175 Hill Street, Athens, Georgia

Address
  
175 Hill St, Athens, GA 30601, USA

Architectural styles
  
Neoclassical architecture, Greek Revival architecture, Octagon house

Similar
  
Henry W Grady House, Tree That Owns Itself, 40 Watt Club, Lyndon House Arts Center, Joseph Henry Lumpkin

The T. R. R. Cobb House built in 1842 is an historic octagon house originally located at 194 Prince Avenue in Athens, Georgia. On June 30, 1975, it was added to the National Register of Historic Places.

The original part of the home of Thomas Reade Rootes Cobb is a Greek Revival four-over-four “Plantation Plain” built about 1834. The house given in 1844 to Cobb and his new wife, Marion Lumpkin, as a gift from his father-in-law, Joseph Henry Lumpkin, the first Chief Justice of the Georgia Supreme Court. Cobb made additions to the house of new rooms, and by 1852, it had acquired its octagon shape and two-story portico. Cobb died in 1862, and his widow remained in the house until 1873 when she sold it.

Until 1962, the house was used for a variety of purposes including rental property, a fraternity house, and a boarding house. In 1962, the Archdiocese of Atlanta bought the house to use as the rectory and offices for St. Joseph Catholic Church. In the 1980s, the parish was planning to demolish the house, and the Stone Mountain Memorial Association stepped forward in 1984, bought it, and relocated it to Stone Mountain Park in 1985.

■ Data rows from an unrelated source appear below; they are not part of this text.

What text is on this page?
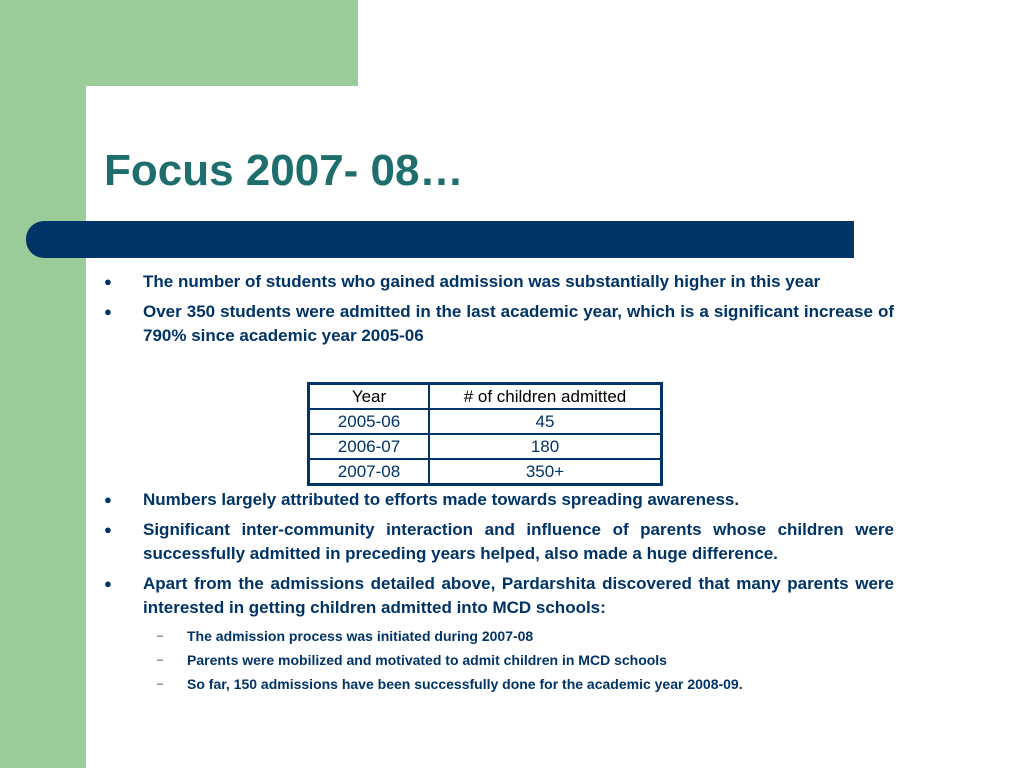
Focus 2007- 08…
● The number of students who gained admission was substantially higher in this year
● Over 350 students were admitted in the last academic year, which is a significant increase of 790% since academic year 2005-06
Year	# of children admitted
2005-06	45
2006-07	180
2007-08	350+
● Numbers largely attributed to efforts made towards spreading awareness.
● Significant inter-community interaction and influence of parents whose children were successfully admitted in preceding years helped, also made a huge difference.
● Apart from the admissions detailed above, Pardarshita discovered that many parents were interested in getting children admitted into MCD schools:
– The admission process was initiated during 2007-08
– Parents were mobilized and motivated to admit children in MCD schools
– So far, 150 admissions have been successfully done for the academic year 2008-09.
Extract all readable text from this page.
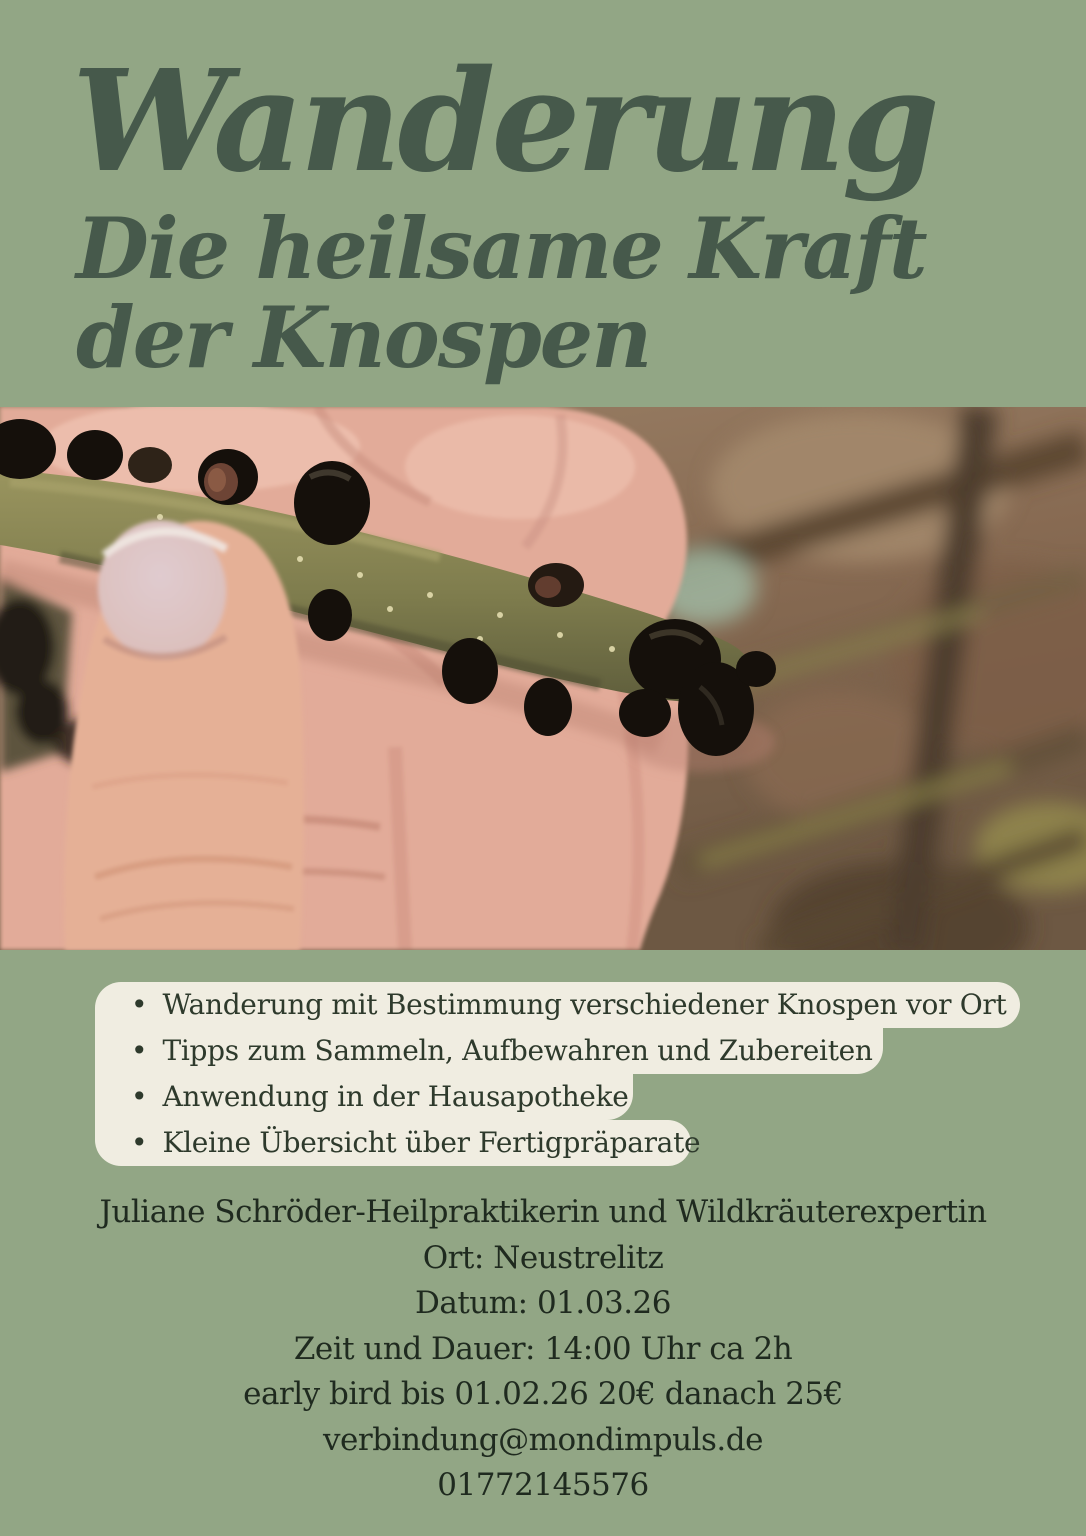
Wanderung
Die heilsame Kraft
der Knospen
• Wanderung mit Bestimmung verschiedener Knospen vor Ort
• Tipps zum Sammeln, Aufbewahren und Zubereiten
• Anwendung in der Hausapotheke
• Kleine Übersicht über Fertigpräparate
Juliane Schröder-Heilpraktikerin und Wildkräuterexpertin
Ort: Neustrelitz
Datum: 01.03.26
Zeit und Dauer: 14:00 Uhr ca 2h
early bird bis 01.02.26 20€ danach 25€
verbindung@mondimpuls.de
01772145576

The restoration of the house never took place because of lack of funding, and the house sat for nearly twenty years. In 2004 the Watson-Brown Foundation bought the house and returned it to Athens in the spring of 2005. The Watson-Brown Foundation restored the house to its appearance of 1850; in 2008, the Georgia Trust gave their work its Preservation Award for excellence in restoration.

The house is now open as a house museum located at 175 Hill Street in Cobbham historic district.